Arellano is now in Tijuana, at the Elvira Refuge Shelter, the director is long time activist Micaela Saucedo, who doesn’t dismiss the fact this type of deportations are more common in the current election climate.
“They are intimidating people, taking them out of their homes, people like Rito with over 30 years of hard work for the US, someone who has payed taxes and raced good children”, she protests, “I think that because the elections are close, they use this tactic to make immigrants afraid to go ahead and file for citizenship, because they might loose it all for a minor incident that happened over 10 years ago”.
Arellano was in fact undocumented, but managed to get permanent resident status after the 1986 amnisty. He never went ahead and filed for citizenship, trusting he could do it when his greencard expired in 2012.
Gloria Saucedo, president of Hermandad Mexicana Transnacional, -a group looking into the case-, says this type of situations are common amongst immigrant communities, because people don’t know their rights, specially Hispanics, who are so slow at obtaining their citizenship.
“The moral of the story is, do not let minor incidents blow out of proportion, and don’t wait so long to become US citizens”, said Gloria Saucedo.
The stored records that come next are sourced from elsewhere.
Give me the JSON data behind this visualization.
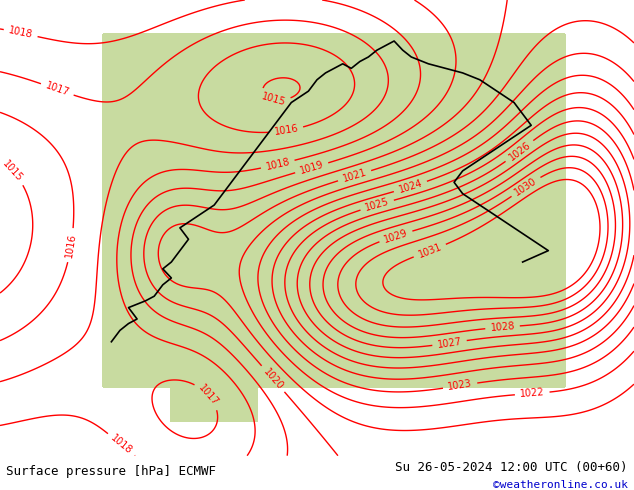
{
  "title_left": "Surface pressure [hPa] ECMWF",
  "title_right": "Su 26-05-2024 12:00 UTC (00+60)",
  "copyright": "©weatheronline.co.uk",
  "bg_color_ocean": "#e8e8e8",
  "bg_color_land": "#c8dba0",
  "contour_color": "#ff0000",
  "coast_color": "#000000",
  "label_color": "#ff0000",
  "footer_bg": "#ccffcc",
  "footer_text_color": "#000000",
  "copyright_color": "#0000cc",
  "figsize": [
    6.34,
    4.9
  ],
  "dpi": 100,
  "pressure_levels": [
    1016,
    1017,
    1018,
    1019,
    1020,
    1021,
    1022,
    1023,
    1024,
    1025,
    1026,
    1027,
    1028,
    1029,
    1030
  ],
  "contour_linewidth": 1.0,
  "label_fontsize": 7,
  "footer_fontsize": 9
}
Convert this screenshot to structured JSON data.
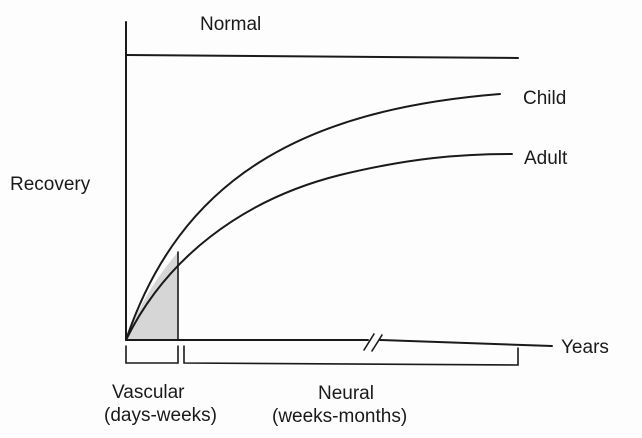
{
  "chart_data": {
    "type": "line",
    "xlabel": "Years",
    "ylabel": "Recovery",
    "series": [
      {
        "name": "Normal",
        "shape": "flat",
        "level": 1.0
      },
      {
        "name": "Child",
        "shape": "saturating",
        "plateau": 0.85
      },
      {
        "name": "Adult",
        "shape": "saturating",
        "plateau": 0.65
      }
    ],
    "phases": [
      {
        "label": "Vascular",
        "sublabel": "(days-weeks)",
        "shaded": true
      },
      {
        "label": "Neural",
        "sublabel": "(weeks-months)",
        "shaded": false
      }
    ],
    "axis_break": true,
    "colors": {
      "line": "#1a1a1a",
      "shade": "#d6d6d6"
    }
  }
}
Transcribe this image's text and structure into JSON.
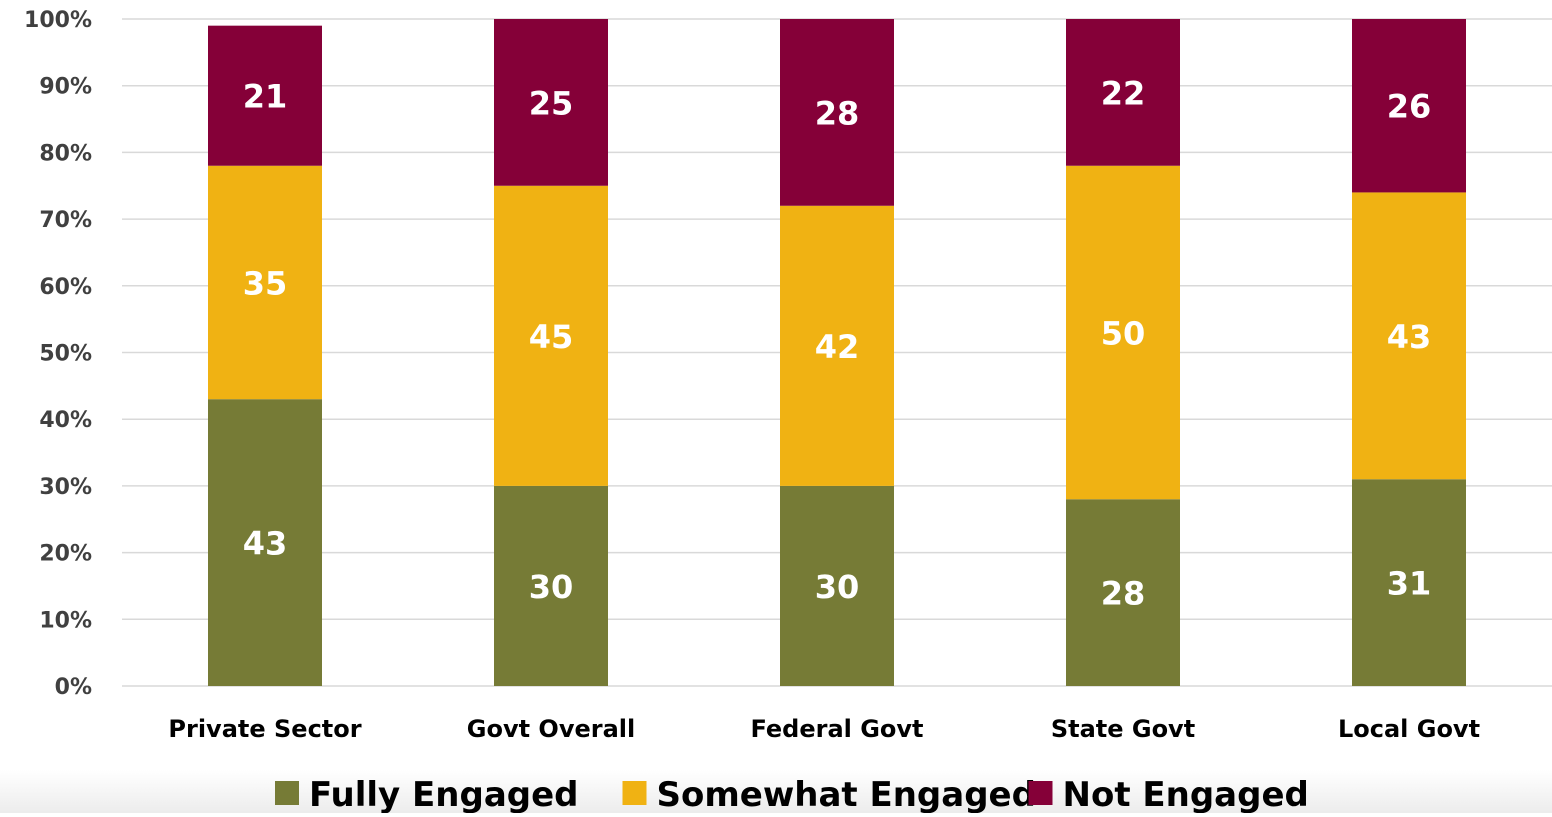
{
  "chart_data": {
    "type": "bar",
    "stacked": true,
    "categories": [
      "Private Sector",
      "Govt Overall",
      "Federal Govt",
      "State Govt",
      "Local Govt"
    ],
    "series": [
      {
        "name": "Fully Engaged",
        "color": "#767b36",
        "values": [
          43,
          30,
          30,
          28,
          31
        ]
      },
      {
        "name": "Somewhat Engaged",
        "color": "#f0b213",
        "values": [
          35,
          45,
          42,
          50,
          43
        ]
      },
      {
        "name": "Not Engaged",
        "color": "#850038",
        "values": [
          21,
          25,
          28,
          22,
          26
        ]
      }
    ],
    "ylim": [
      0,
      100
    ],
    "ytick_labels": [
      "0%",
      "10%",
      "20%",
      "30%",
      "40%",
      "50%",
      "60%",
      "70%",
      "80%",
      "90%",
      "100%"
    ],
    "grid": true,
    "legend_position": "bottom",
    "title": "",
    "xlabel": "",
    "ylabel": ""
  }
}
The L.A. Chapter for Hermandad Mexicana is now looking into the case to determine if Arellano´s rights where respected, because agents presented no warrant for his arrest and they didn’t take into account the fact that he is the sole breadwinner in his home, something that has stopped people from being deported in many other cases.
The problem that endend up in his arrest and deportation, started after a trip to Tijuana in 2001, right after the 9-11 attacks.
A long time friend invited Rito to go to Tijuana for the weekand, so they went down to Mexico along with his friends girlfriend.
“I didn’t ask their immigration status, I thought they where both legally in the US, otherwise, why would you leave?”, asks Arellano.
But on their way back, Arellano presented his paperwork but his friend lied about his citizenship and he found out the girl didn’t have a visa.
“They held me in jail for the weekend”, he remembers, “Monday morning they let me go, making me swear I was not going to press charges against them and to never do alien smuggling. They said “sign here, we are gonna send you home free” and an officer escorted me to San Ysidro”.
He remembers the officers told him to be aware if something was sent to him by mail, but he says it never did.
“I checked my mail every day for the next four years and nothing, nothing came. That’s the address I had for bills, checks, tax returns, coupons, bank accounts, how could I miss a letter from Immigration?” says Arellano with anger breaking his voice.
In 2004 he and his family moved from Woodier, California to Pomona and he considered the matter closed
He was so calm in fact he traveled to Guadalajara in 2007 for a niece´s wedding, when he came back he was held up in immigration but was allowed back into the country.
“If I was in fact a fugitive, why didn’t they stop me right there and then?” he asks, “I never hid or ran from the authorities, Im a decent man with over 30 years living in this country, trusting its laws, paying taxes and retirement fund, how could they do this to me?”.